On a well-floured counter, roll out your pie dough pretty thin, a little shy of 1/8-inch thick. Lift and rotate your dough as you roll it, to ensure that it rolls out evenly and so you can be sure it’s not sticking in any place. [More rolling tips here!] Use the larger of your two cookie cutters [mine was 2 7/8-inch) to cut as many rounds as you can from the dough. Transfer them to parchment-lined baking sheets and keep them in the fridge until you need them. Once you’ve finished the first packet, repeat the process with the second packet of dough

Prepare your apples: Peel your apples. Cut thin (1/8-inch thick) slices from one side of whole apple, stopping when you hit the core. Repeat on opposite side. You can get about 10 usable slices from each side of a small-medium-ish apple. OR, you could use a mandolin, which is what I did. Use the smaller of your two cookie cutters (mine was about 1 2/3 inches) to cut the apples into cute little discs that will fit inside your pie cookies. Place them in your second bowl, covering them with a few drops of lemon juice if you find that they’re browning quickly.

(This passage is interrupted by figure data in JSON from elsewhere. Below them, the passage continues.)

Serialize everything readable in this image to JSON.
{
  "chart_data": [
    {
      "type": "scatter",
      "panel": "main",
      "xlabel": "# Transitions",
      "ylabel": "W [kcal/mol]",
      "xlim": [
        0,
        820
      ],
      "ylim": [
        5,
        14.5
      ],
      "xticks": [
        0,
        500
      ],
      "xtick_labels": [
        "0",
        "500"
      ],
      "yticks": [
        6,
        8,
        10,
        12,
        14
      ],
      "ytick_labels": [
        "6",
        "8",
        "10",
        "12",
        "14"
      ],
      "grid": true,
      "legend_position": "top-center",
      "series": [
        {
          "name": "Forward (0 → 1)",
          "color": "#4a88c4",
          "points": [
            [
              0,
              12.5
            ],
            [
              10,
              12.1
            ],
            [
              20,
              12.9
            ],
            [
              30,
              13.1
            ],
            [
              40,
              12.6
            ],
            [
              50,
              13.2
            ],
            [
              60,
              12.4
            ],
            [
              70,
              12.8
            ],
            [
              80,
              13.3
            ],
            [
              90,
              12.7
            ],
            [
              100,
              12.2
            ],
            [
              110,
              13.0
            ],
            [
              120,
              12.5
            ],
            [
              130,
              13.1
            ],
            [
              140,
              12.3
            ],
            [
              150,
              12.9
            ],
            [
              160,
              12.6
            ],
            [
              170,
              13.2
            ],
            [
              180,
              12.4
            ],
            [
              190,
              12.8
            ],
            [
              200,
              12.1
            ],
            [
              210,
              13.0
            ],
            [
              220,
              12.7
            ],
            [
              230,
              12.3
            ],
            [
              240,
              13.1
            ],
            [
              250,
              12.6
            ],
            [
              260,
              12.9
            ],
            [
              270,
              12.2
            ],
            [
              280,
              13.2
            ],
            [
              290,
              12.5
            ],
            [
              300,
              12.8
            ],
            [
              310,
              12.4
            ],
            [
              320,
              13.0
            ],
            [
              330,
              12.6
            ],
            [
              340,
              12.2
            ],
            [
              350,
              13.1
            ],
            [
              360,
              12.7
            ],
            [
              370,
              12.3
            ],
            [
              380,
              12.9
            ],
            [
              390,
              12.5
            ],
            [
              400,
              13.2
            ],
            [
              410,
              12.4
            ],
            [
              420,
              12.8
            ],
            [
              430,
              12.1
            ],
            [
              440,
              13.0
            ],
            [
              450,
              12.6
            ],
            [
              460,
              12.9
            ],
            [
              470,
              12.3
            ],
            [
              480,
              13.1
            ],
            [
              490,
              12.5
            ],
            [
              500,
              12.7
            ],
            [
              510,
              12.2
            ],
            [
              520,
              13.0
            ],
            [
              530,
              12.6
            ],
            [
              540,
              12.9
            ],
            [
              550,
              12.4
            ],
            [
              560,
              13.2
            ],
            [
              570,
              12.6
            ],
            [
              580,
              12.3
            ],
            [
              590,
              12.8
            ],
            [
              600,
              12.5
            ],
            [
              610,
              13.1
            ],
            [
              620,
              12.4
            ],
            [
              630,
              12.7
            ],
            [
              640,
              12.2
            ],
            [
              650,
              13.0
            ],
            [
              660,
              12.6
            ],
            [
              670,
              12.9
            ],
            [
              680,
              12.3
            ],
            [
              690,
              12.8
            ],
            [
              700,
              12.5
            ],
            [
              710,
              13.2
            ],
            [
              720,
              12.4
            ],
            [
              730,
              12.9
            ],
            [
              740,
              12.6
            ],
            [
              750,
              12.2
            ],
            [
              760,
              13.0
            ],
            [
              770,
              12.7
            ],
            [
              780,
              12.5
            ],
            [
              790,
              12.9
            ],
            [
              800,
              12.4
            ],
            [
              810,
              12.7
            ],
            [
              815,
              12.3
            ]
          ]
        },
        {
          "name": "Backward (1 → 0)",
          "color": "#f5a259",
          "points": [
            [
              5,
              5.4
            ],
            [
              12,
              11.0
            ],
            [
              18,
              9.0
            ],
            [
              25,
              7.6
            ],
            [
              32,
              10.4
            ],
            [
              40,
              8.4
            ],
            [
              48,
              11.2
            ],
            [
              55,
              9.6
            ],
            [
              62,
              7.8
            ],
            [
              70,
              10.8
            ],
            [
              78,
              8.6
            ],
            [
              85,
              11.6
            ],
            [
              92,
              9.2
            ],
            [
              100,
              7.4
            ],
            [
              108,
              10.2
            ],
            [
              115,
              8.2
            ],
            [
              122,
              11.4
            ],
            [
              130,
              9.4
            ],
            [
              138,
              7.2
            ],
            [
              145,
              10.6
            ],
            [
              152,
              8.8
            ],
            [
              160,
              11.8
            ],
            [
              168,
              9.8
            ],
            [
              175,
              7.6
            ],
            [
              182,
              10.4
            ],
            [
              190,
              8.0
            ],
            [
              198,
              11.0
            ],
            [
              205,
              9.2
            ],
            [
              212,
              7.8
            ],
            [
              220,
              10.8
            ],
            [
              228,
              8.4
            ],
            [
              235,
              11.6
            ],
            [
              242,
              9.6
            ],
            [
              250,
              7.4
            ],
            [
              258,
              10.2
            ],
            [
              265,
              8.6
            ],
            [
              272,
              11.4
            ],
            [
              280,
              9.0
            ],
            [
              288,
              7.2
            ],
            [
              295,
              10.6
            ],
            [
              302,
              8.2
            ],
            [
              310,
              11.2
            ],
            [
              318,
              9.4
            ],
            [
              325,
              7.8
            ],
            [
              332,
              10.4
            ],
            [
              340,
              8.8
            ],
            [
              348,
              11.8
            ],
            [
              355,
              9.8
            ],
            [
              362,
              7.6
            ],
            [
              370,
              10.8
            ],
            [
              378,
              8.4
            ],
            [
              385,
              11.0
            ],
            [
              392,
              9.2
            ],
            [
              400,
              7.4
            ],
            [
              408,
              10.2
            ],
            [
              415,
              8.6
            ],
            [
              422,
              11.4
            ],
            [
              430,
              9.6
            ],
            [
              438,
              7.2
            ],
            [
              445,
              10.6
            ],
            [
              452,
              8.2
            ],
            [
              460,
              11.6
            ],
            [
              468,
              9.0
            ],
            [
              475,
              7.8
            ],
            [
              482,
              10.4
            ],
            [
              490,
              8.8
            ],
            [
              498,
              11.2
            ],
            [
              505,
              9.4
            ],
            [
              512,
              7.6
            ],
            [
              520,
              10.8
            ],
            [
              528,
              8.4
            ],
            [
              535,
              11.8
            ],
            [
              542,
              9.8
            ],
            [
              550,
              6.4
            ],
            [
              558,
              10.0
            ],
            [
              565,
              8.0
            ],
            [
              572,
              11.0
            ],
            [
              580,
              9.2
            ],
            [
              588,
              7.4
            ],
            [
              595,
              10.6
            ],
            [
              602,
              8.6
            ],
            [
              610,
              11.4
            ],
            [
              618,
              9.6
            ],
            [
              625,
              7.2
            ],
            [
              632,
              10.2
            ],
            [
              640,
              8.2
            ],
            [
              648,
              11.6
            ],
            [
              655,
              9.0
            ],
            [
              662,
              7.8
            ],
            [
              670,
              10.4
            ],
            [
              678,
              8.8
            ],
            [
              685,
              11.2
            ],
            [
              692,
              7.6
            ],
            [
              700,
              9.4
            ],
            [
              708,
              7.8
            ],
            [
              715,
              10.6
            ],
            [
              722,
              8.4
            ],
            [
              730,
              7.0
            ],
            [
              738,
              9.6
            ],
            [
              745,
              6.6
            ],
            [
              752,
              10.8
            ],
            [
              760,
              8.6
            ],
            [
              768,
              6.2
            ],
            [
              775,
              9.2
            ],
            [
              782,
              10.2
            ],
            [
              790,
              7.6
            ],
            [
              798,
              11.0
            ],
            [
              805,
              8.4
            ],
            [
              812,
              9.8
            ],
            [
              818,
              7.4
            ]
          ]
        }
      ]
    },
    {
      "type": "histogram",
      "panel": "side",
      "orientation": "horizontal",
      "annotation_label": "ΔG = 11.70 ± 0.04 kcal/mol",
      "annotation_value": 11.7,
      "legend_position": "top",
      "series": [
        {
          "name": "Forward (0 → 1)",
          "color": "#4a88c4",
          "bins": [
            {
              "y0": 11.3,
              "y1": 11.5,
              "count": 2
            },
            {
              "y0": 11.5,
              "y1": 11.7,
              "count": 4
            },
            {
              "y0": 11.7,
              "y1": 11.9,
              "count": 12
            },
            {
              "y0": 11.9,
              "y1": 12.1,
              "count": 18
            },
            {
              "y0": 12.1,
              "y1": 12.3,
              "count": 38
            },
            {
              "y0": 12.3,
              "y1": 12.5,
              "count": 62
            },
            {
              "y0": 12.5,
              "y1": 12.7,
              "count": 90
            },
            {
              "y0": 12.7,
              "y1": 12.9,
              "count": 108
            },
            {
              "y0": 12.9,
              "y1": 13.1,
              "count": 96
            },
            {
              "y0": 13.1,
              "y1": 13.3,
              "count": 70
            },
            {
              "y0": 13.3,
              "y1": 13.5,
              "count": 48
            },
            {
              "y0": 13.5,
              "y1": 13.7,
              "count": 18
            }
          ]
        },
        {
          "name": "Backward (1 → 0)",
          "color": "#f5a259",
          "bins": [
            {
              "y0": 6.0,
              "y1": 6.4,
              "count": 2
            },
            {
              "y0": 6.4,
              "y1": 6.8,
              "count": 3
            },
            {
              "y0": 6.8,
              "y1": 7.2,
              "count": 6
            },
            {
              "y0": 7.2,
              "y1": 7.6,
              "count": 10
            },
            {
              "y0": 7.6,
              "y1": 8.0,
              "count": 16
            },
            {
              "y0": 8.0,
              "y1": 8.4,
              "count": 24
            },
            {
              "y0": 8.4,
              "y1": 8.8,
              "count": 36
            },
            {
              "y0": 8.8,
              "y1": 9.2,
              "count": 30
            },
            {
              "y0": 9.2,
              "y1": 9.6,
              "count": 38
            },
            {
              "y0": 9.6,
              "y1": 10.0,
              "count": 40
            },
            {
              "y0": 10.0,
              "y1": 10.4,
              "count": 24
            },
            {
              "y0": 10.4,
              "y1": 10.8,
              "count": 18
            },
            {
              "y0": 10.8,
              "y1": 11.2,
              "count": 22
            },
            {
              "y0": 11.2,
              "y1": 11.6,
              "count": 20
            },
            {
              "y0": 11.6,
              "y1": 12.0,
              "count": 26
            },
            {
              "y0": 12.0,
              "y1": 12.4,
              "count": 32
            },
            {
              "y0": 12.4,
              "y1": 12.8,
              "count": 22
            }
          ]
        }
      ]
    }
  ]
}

Preheat oven to 170 degrees celcius.

And now, assemble away! Grab your first disc of chilled dough and lightly dampen it on one side with the water. This is to help it seal. Take your first disc of apple and toss it in the cinnamon spice sugar. Place it on the damp side of the bottom disk. Place a second disc of dough on top; I found it easiest to seal it by picking the whole thing up (this is when you’ll be glad that your dough is cold and semi-firm; if it’s soft and getting sticky, chill it until it’s easy to pick up) and press the tops and bottoms around the apple with your fingers. Back on the floured counter, cut decorative slits in your “pies”. Dip your fork in the flour and use it to create a decorative crimp on the sealed edges. Brush your cookie with egg wash and sprinkle with additional spice/sugar mix. Replace on baking sheet and chill while you prepare the others.

Battle stations

Bake your apple pie cookies for 25 minutes, or until puffed and bronzed and very pie-like. (If this is your first batch, peer in at them at 20 minutes, to make sure your oven doesn’t run hot.) Transfer to a cooling rack to cool before eating them. Safety first, kids. No one likes a burnt tongue. No one.

*Trumpet fanfare*

Annnd done

If you can, serve them warm, because that’s when they are The Shizz, but they were great cold, too.
Keep them in an airtight container, provided they don’t get inhaled immediately. I’m looking at you, housemates.